Newport looks to the cruise ship industry to help float its boat


NEWPORT Newport could find its niche in the niche cruise industry, experts say, but it’s not going to happen overnight.

A recent feasibility study found that the Port of Newport has the infrastructure to host smaller cruise ships, up to 600 feet, and initial response from the industry has been positive, says Bill Cook, principal partner at Cook and Associates in Astoria, which conducted the study. Executives at Princess Cruise Lines have even expressed interest in sending a ship there for a test run.

Unlike Astoria, which serves as a stopover for larger ships making the transition from summer tours in Alaska to winter waters down south, Newport’s opportunity lies in attracting specialized, niche excursions, Cook says. The smaller vessels could stay longer and even use Newport as a point of embarkation for other destinations along the Columbia River.

Drawing cruise ships to port is no easy task, though. Some communities, such as  Eureka, Calif., have been trying to entice cruise lines for years but continue to get the cold shoulder, says Lawrence Dessler, executive director of the Niche Cruise Marketing Alliance, an organization that promotes the industry. Even in Astoria, where 19 cruise ships are expected this year, it took about 10 years to grab the industry’s attention, says Bruce Conner, director of cruise marketing for Astoria’s port.
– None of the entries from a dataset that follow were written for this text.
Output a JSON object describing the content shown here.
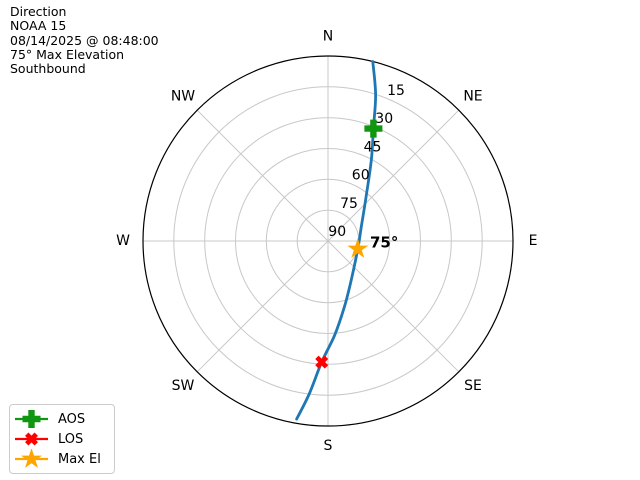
{
  "header": {
    "title": "Direction",
    "satellite": "NOAA 15",
    "datetime": "08/14/2025 @ 08:48:00",
    "max_elevation": "75° Max Elevation",
    "direction": "Southbound"
  },
  "legend": {
    "items": [
      {
        "label": "AOS",
        "symbol": "plus",
        "color": "#109610"
      },
      {
        "label": "LOS",
        "symbol": "x",
        "color": "#ff0000"
      },
      {
        "label": "Max El",
        "symbol": "star",
        "color": "#ffa500"
      }
    ]
  },
  "chart_data": {
    "type": "line",
    "projection": "polar",
    "title": "Direction",
    "angular_labels": [
      "N",
      "NE",
      "E",
      "SE",
      "S",
      "SW",
      "W",
      "NW"
    ],
    "radial_tick_labels": [
      "15",
      "30",
      "45",
      "60",
      "75",
      "90"
    ],
    "radial_ticks_deg": [
      15,
      30,
      45,
      60,
      75,
      90
    ],
    "radial_axis": "elevation degrees: 0 at outer horizon circle, 90 at center (zenith)",
    "grid": true,
    "max_el_annotation": "75°",
    "track": {
      "name": "satellite-pass-track",
      "color": "#1f77b4",
      "points_az_el": [
        [
          14,
          0
        ],
        [
          18,
          15
        ],
        [
          22,
          31
        ],
        [
          28,
          45
        ],
        [
          40,
          61
        ],
        [
          65,
          72
        ],
        [
          105,
          75
        ],
        [
          149,
          68
        ],
        [
          166,
          57
        ],
        [
          176,
          44
        ],
        [
          183,
          31
        ],
        [
          187,
          15
        ],
        [
          190,
          2
        ]
      ]
    },
    "markers": [
      {
        "name": "AOS",
        "symbol": "plus",
        "color": "#109610",
        "az": 22,
        "el": 31
      },
      {
        "name": "LOS",
        "symbol": "x",
        "color": "#ff0000",
        "az": 183,
        "el": 31
      },
      {
        "name": "Max El",
        "symbol": "star",
        "color": "#ffa500",
        "az": 105,
        "el": 75
      }
    ]
  }
}
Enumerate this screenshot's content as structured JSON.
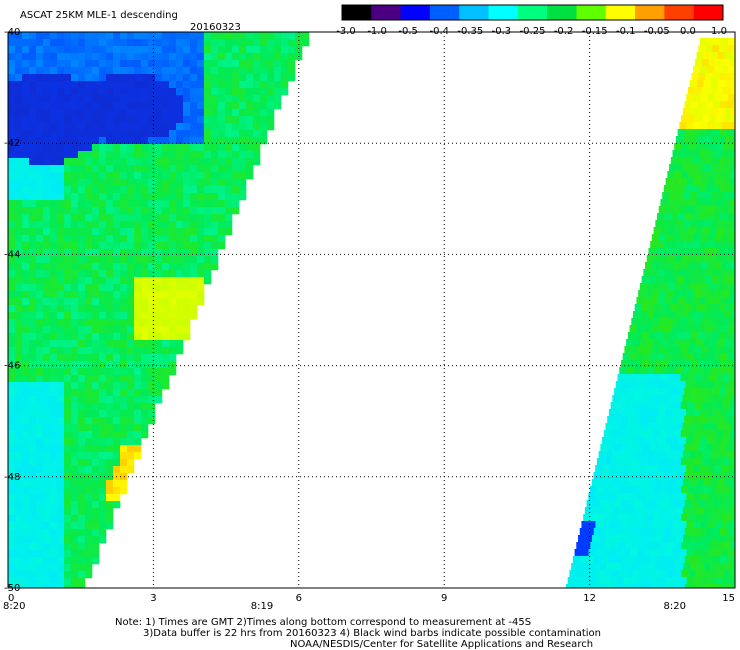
{
  "header": {
    "title": "ASCAT 25KM MLE-1 descending",
    "date": "20160323"
  },
  "colorbar": {
    "tick_labels": [
      "-3.0",
      "-1.0",
      "-0.5",
      "-0.4",
      "-0.35",
      "-0.3",
      "-0.25",
      "-0.2",
      "-0.15",
      "-0.1",
      "-0.05",
      "0.0",
      "1.0"
    ],
    "colors": [
      "#000000",
      "#4b0082",
      "#0000ff",
      "#0060ff",
      "#00c0ff",
      "#00ffff",
      "#00ff80",
      "#00e040",
      "#60ff00",
      "#ffff00",
      "#ffa000",
      "#ff4000",
      "#ff0000"
    ]
  },
  "map": {
    "lat_labels": [
      "-40",
      "-42",
      "-44",
      "-46",
      "-48",
      "-50"
    ],
    "lon_labels": [
      "0",
      "3",
      "6",
      "9",
      "12",
      "15"
    ],
    "time_labels": [
      "8:20",
      "8:19",
      "8:20"
    ],
    "time_label_color": "#c8321e",
    "grid_style": "dotted"
  },
  "notes": {
    "line1": "Note: 1) Times are GMT 2)Times along bottom correspond to measurement at -45S",
    "line2": "3)Data buffer is 22 hrs from 20160323 4) Black wind barbs indicate possible contamination",
    "line3": "NOAA/NESDIS/Center for Satellite Applications and Research"
  }
}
He estimates that $20,000 to $30,000 is spent annually in further marketing efforts.

For Newport to see any cruise traffic, it’s also going to take aggressive marketing, Cook and Dessler agree. Networking with other ports of call, including Astoria, to develop itineraries in the region will be critical.

With each cruise patron spending from $70 to $120 on average at each port of call, the industry can be quite a boon for local business, though the feasibility study did not address the economic impact for Newport. This month, officials plan to begin gauging support from the community before deciding how to proceed.